Alternative spiritualities.

Eastern philosophies.

Mysticism and symbolism.

Contemplative practices.

It’s not always a loss of faith. Often it’s a search for a more mature, conscious, and lived faith. A faith that can coexist with questions without breaking down.

The clash with the digital age: too much information, too little silence. This generation has learned to live at a fast pace:

They process information quickly.

They adapt quickly.

They are constantly informed.

But the soul doesn’t function at digital speed. The excess of stimuli robs them of something essential: silence, contemplation, presence. And without these spaces, anxiety grows, the mind becomes exhausted, and life becomes noisy from within.

That’s why many are returning to simplicity: nature, pauses, breathing, slow routines, partial disconnection. It’s not a fad: it’s an inner need.

The Shadow: What We Repress Grows Stronger

Another key theme is the “shadow”: everything a person denies or represses about themselves (anger, doubts, desire, insecurity, fear, contradictions).
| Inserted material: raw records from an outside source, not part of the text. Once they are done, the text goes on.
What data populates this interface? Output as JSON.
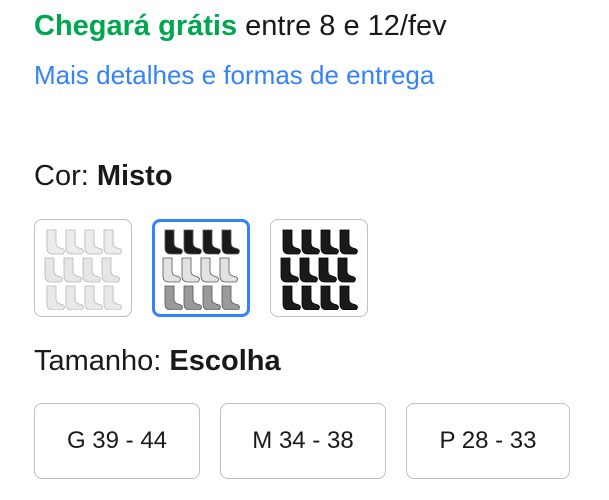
{
  "shipping": {
    "free_label": "Chegará grátis",
    "date_text": " entre 8 e 12/fev"
  },
  "details_link": "Mais detalhes e formas de entrega",
  "color": {
    "label": "Cor: ",
    "value": "Misto",
    "options": [
      {
        "name": "white-socks-pack",
        "rows": [
          "#ececec",
          "#e6e6e6",
          "#e9e9e9"
        ],
        "stroke": "#b5b5b5",
        "selected": false
      },
      {
        "name": "mixed-socks-pack",
        "rows": [
          "#1a1a1a",
          "#e2e2e2",
          "#9a9a9a"
        ],
        "stroke": "#555555",
        "selected": true
      },
      {
        "name": "black-socks-pack",
        "rows": [
          "#1a1a1a",
          "#1a1a1a",
          "#1a1a1a"
        ],
        "stroke": "#000000",
        "selected": false
      }
    ]
  },
  "size": {
    "label": "Tamanho: ",
    "value": "Escolha",
    "options": [
      "G 39 - 44",
      "M 34 - 38",
      "P 28 - 33"
    ]
  },
  "colors": {
    "free_green": "#00a650",
    "link_blue": "#3483fa",
    "selected_border": "#3483fa"
  }
}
If it’s hidden for years, it doesn’t disappear: it becomes internal pressure.

This generation tends to be less tolerant of repression. They seek authenticity. They want to integrate, not hide. And that can be uncomfortable for rigid families, but it can also be an opportunity: a healthier spirituality doesn’t require permanent masks.

How to Accompany Them Without Losing Them: Your Role as a Parent
Your role isn’t to choose their path or control their destiny. Your role is to be a safe space while they become who they are.